Download the mobile configuration profile

DNS over HTTPS is not configurable from within iOS settings or macOS system preferences. Instead, a mobile configuration profile is used to configure your device. AdGuard Home automatically generates a valid configuration profile with the appropriate settings. AdGuard Home’s website is mobile friendly, so it’s actually easiest to complete this step right from your iOS device. Alternatively, you can download the mobile configuration profile on your macOS device, and use AirDrop to transfer it.

  • In the AdGuard admin panel, tap Setup Guide, and then tap DNS Privacy.
    • If you’re on a mobile device, you may need to swipe left on the section with the icons for Router, Windows, macOS, etc. to see the DNS Privacy Option.

  • At the bottom of the page, under iOS and macOS Configuration, enter in the host name (dns.labzilla.io) and optionally a client ID (no spaces or symbols).
  • Tap the green Download Configuration File button. Tap Allow if prompted by your device.

  • Install the configuration profile by navigating to Settings > Profile Downloaded.
  • Tap Install, and then tap Install (again) to complete the installation.

To verify the DNS settings were correctly applied, open Settings and tap VPN & Network. A new section for DNS should be at the bottom of the window. Reverting the setting to Automatic will switch you back to your cellular provider’s DNS server. You should also see DNS queries from your device reflected in the query log inside AdGuard Home.

Recreate Docker container

Now that AdGuard Home as been configured, you no longer need to have ports 3000 or port 80 open to traffic.

The easiest way to address this is to delete and re-create the container. All of your configuration will be preserved.

Run the following commands to stop AdGuard Home and remove the existing container.

  • docker container stop adguardhome
  • docker container rm adguardhome

Recreate the container with the following:

docker run --name adguardhome \
-v adguard-work:/opt/adguardhome/work \
-v adguard-conf:/opt/adguardhome/conf \
-v /etc/letsencrypt/live/dns.labzilla.io/fullchain.pem:/etc/letsencrypt/live/dns.labzilla.io/fullchain.pem \
-v /etc/letsencrypt/live/dns.labzilla.io/privkey.pem:/etc/letsencrypt/live/dns.labzilla.io/
-p 443:443/tcp \
-d --restart unless-stopped \
adguard/adguardhome

You’ll notice that in this new configuration, only port 443 (HTTPS) is open to the outside world.

Test it out

You should see entries filling up the query log in AdGuard Home.

If you don’t, double check to make sure the configuration profile is installed, and then check Settings > VPN & Network > DNS to make sure that your device knows to use your new AdGuard Home server for DNS queries.

Removing the profile

If you need to completely remove the DoH configuration profile from your device, it’s relatively straightforward.

  • iOS/iPadOS: Go to Settings > General > Profiles and Device Management. Locate the profile, and tap Remove Profile.
  • macOS: System Preferences > Profiles.
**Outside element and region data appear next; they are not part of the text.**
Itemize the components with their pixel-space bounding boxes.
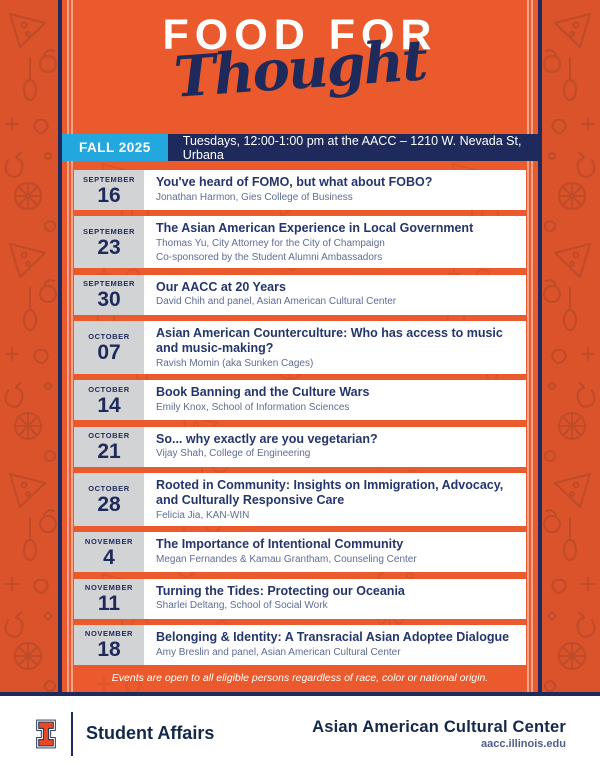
pinstripe: [71, 0, 73, 692]
poster-left-border: [0, 0, 58, 692]
event-title: Book Banning and the Culture Wars: [156, 385, 370, 400]
event-speaker: Vijay Shah, College of Engineering: [156, 448, 311, 460]
event-speaker: David Chih and panel, Asian American Cul…: [156, 296, 397, 308]
event-month-label: OCTOBER: [88, 384, 130, 394]
event-speaker: Thomas Yu, City Attorney for the City of…: [156, 238, 385, 250]
event-date: NOVEMBER 18: [74, 624, 144, 665]
event-day-number: 28: [97, 492, 121, 516]
footer-bar: Student Affairs Asian American Cultural …: [0, 696, 600, 771]
event-month-label: SEPTEMBER: [82, 174, 136, 184]
event-speaker: Sharlei Deltang, School of Social Work: [156, 600, 328, 612]
event-row: OCTOBER 14 Book Banning and the Culture Wa…: [74, 380, 526, 421]
event-day-number: 07: [97, 340, 121, 364]
event-row: NOVEMBER 4 The Importance of Intentional C…: [74, 532, 526, 573]
bottom-rule: [0, 692, 600, 696]
event-row: NOVEMBER 11 Turning the Tides: Protecting …: [74, 578, 526, 619]
event-day-number: 23: [97, 235, 121, 259]
poster-right-border: [542, 0, 600, 692]
event-row: OCTOBER 28 Rooted in Community: Insights o…: [74, 473, 526, 526]
event-details: Belonging & Identity: A Transracial Asia…: [144, 625, 521, 665]
event-day-number: 14: [97, 393, 121, 417]
event-title: Belonging & Identity: A Transracial Asia…: [156, 629, 510, 644]
event-date: OCTOBER 07: [74, 321, 144, 374]
event-title: Turning the Tides: Protecting our Oceani…: [156, 583, 405, 598]
event-date: NOVEMBER 4: [74, 532, 144, 573]
aacc-label: Asian American Cultural Center: [312, 717, 566, 736]
schedule-line: Tuesdays, 12:00-1:00 pm at the AACC – 12…: [182, 133, 522, 162]
footer-left: Student Affairs: [34, 711, 215, 756]
poster-header: FOOD FOR Thought: [62, 0, 538, 134]
event-date: OCTOBER 21: [74, 426, 144, 467]
event-details: You've heard of FOMO, but what about FOB…: [144, 170, 444, 210]
aacc-website: aacc.illinois.edu: [481, 737, 566, 750]
event-title: The Asian American Experience in Local G…: [156, 221, 474, 236]
event-title: Rooted in Community: Insights on Immigra…: [156, 478, 504, 507]
event-speaker: Felicia Jia, KAN-WIN: [156, 509, 250, 521]
event-month-label: NOVEMBER: [84, 583, 134, 592]
event-row: OCTOBER 21 So... why exactly are you veget…: [74, 426, 526, 467]
footer-right: Asian American Cultural Center aacc.illi…: [312, 718, 566, 750]
event-day-number: 16: [97, 183, 121, 207]
event-speaker: Ravish Momin (aka Sunken Cages): [156, 357, 314, 369]
event-date: OCTOBER 14: [74, 380, 144, 421]
event-details: Asian American Counterculture: Who has a…: [144, 321, 526, 374]
event-date: SEPTEMBER 30: [74, 274, 144, 315]
event-month-label: OCTOBER: [88, 483, 130, 493]
event-month-label: OCTOBER: [88, 331, 130, 341]
event-details: Rooted in Community: Insights on Immigra…: [144, 473, 526, 526]
event-details: The Importance of Intentional Community M…: [144, 532, 429, 572]
event-details: The Asian American Experience in Local G…: [144, 216, 485, 268]
event-speaker: Megan Fernandes & Kamau Grantham, Counse…: [156, 553, 417, 565]
pinstripe: [531, 0, 533, 692]
event-month-label: NOVEMBER: [84, 536, 134, 546]
event-date: OCTOBER 28: [74, 473, 144, 526]
poster-panel: FOOD FOR Thought FALL 2025 Tuesdays, 12:…: [58, 0, 542, 692]
event-day-number: 11: [97, 592, 121, 615]
illinois-block-i-logo-icon: [36, 719, 56, 748]
event-row: SEPTEMBER 23 The Asian American Experience…: [74, 216, 526, 269]
student-affairs-label: Student Affairs: [86, 723, 215, 743]
event-speaker: Co-sponsored by the Student Alumni Ambas…: [156, 252, 383, 264]
event-month-label: OCTOBER: [88, 431, 130, 441]
poster-title-line1: FOOD FOR: [162, 11, 438, 59]
event-date: SEPTEMBER 16: [74, 170, 144, 210]
pinstripe: [527, 0, 529, 692]
event-details: Turning the Tides: Protecting our Oceani…: [144, 579, 417, 619]
event-details: Our AACC at 20 Years David Chih and panel…: [144, 275, 408, 315]
event-row: NOVEMBER 18 Belonging & Identity: A Transr…: [74, 624, 526, 665]
event-day-number: 4: [103, 545, 115, 569]
event-title: You've heard of FOMO, but what about FOB…: [156, 175, 433, 189]
event-row: SEPTEMBER 30 Our AACC at 20 Years David Chi…: [74, 274, 526, 315]
food-doodles-icon: [543, 13, 596, 692]
events-list: SEPTEMBER 16 You've heard of FOMO, but wha…: [62, 161, 538, 669]
event-title: Asian American Counterculture: Who has a…: [156, 326, 503, 355]
event-date: NOVEMBER 11: [74, 578, 144, 619]
food-doodles-icon: [4, 13, 58, 692]
event-month-label: SEPTEMBER: [82, 279, 136, 289]
event-speaker: Emily Knox, School of Information Scienc…: [156, 401, 350, 413]
event-speaker: Amy Breslin and panel, Asian American Cu…: [156, 646, 401, 658]
footer-divider: [71, 711, 73, 756]
season-bar: FALL 2025 Tuesdays, 12:00-1:00 pm at the…: [62, 133, 538, 162]
event-month-label: NOVEMBER: [84, 629, 134, 639]
event-title: Our AACC at 20 Years: [156, 279, 286, 294]
event-month-label: SEPTEMBER: [82, 226, 136, 236]
event-row: OCTOBER 07 Asian American Counterculture: …: [74, 321, 526, 374]
event-details: Book Banning and the Culture Wars Emily K…: [144, 380, 381, 420]
event-speaker: Jonathan Harmon, Gies College of Busines…: [156, 191, 353, 203]
event-title: The Importance of Intentional Community: [156, 537, 404, 552]
pinstripe: [67, 0, 69, 692]
event-details: So... why exactly are you vegetarian? Vij…: [144, 427, 390, 467]
event-day-number: 18: [97, 638, 121, 662]
event-date: SEPTEMBER 23: [74, 216, 144, 269]
event-day-number: 21: [97, 440, 121, 464]
eligibility-note: Events are open to all eligible persons …: [111, 672, 489, 684]
event-title: So... why exactly are you vegetarian?: [156, 431, 378, 446]
event-row: SEPTEMBER 16 You've heard of FOMO, but wha…: [74, 170, 526, 210]
event-day-number: 30: [97, 288, 121, 312]
season-badge: FALL 2025: [62, 134, 168, 161]
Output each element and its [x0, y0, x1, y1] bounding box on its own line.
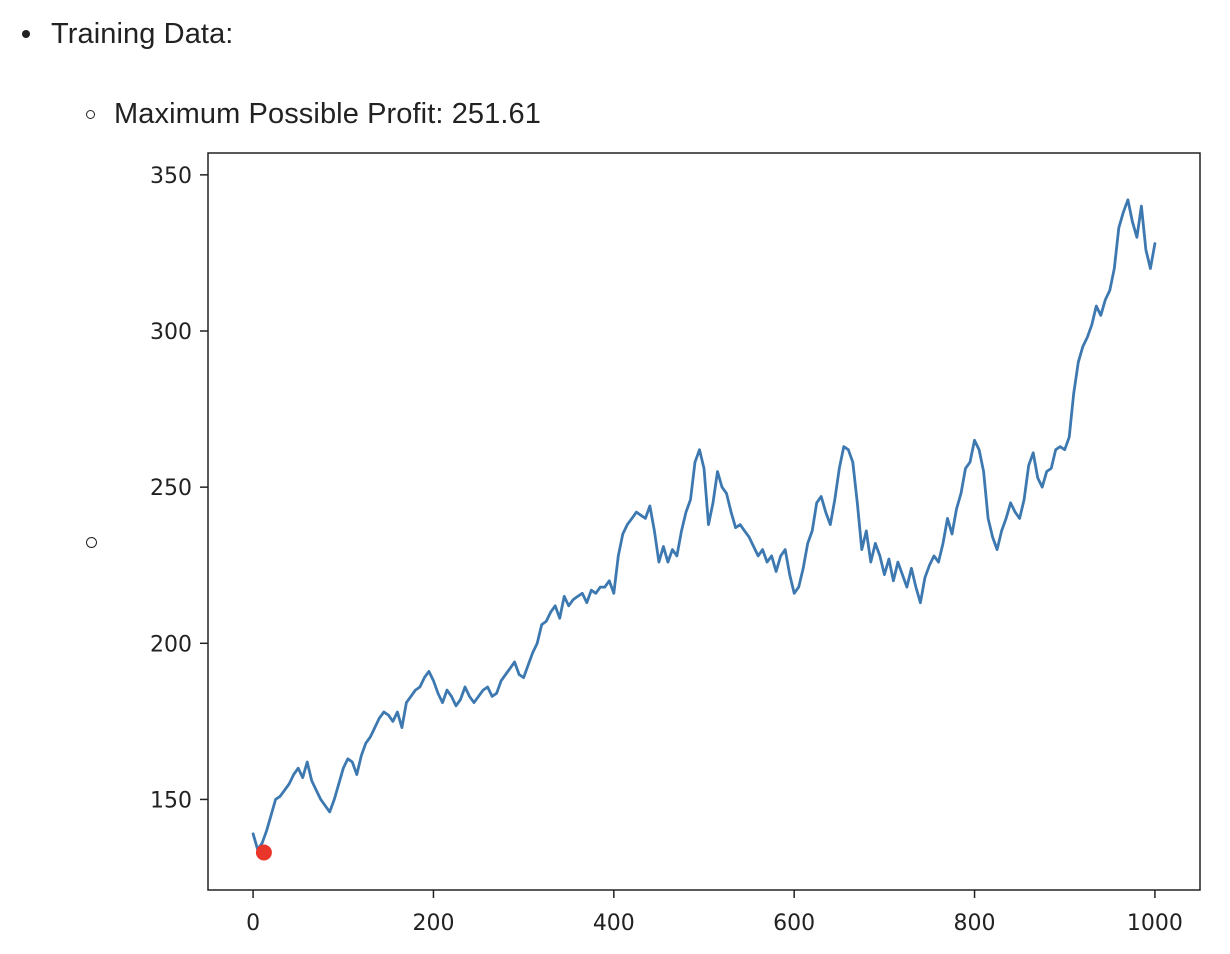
- y-tick-label: 350: [150, 164, 192, 189]
- bullet-circle-icon: [86, 109, 95, 119]
- x-tick-label: 800: [954, 911, 996, 936]
- y-tick-label: 300: [150, 320, 192, 345]
- list-item-training-data: Training Data:: [22, 12, 233, 56]
- y-tick-label: 150: [150, 788, 192, 813]
- training-data-label: Training Data:: [51, 17, 234, 50]
- list-item-max-profit: Maximum Possible Profit: 251.61: [86, 92, 541, 136]
- bullet-circle-icon: [86, 537, 97, 548]
- x-tick-label: 0: [246, 911, 260, 936]
- max-profit-label: Maximum Possible Profit: 251.61: [114, 97, 541, 130]
- x-tick-label: 1000: [1127, 911, 1183, 936]
- x-tick-label: 600: [773, 911, 815, 936]
- plot-frame: [207, 152, 1201, 891]
- x-tick-label: 200: [412, 911, 454, 936]
- y-tick-label: 250: [150, 476, 192, 501]
- x-tick-label: 400: [593, 911, 635, 936]
- bullet-disc-icon: [22, 30, 30, 38]
- series-line: [251, 198, 1157, 851]
- start-marker-point: [255, 844, 272, 861]
- y-tick-label: 200: [150, 632, 192, 657]
- axis-ticks: 0 200 400 600 800 1000 150 200 250 300 350: [150, 164, 1183, 936]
Locate the profile, and click the minus icon to remove it.

Advanced configuration

AdGuard Home generates a very basic configuration profile that enables DNS over HTTPS on iOS/macOS devices. The profile that is generated is always on, unless you manually turn it off by switching back to automatic DNS settings.

You don’t have to use the configuration profile that AdGuard Home generates - the DNS query string (https://dns.labzilla.io/dns-query) is the important part. You can create your own configuration profile (or modify the one AdGuard Home generates) to create more complex rules. For example, the configuration profile I currently use is set up to automatically switch back to the DNS server provided by my router’s DHCP server when I’m on my home network.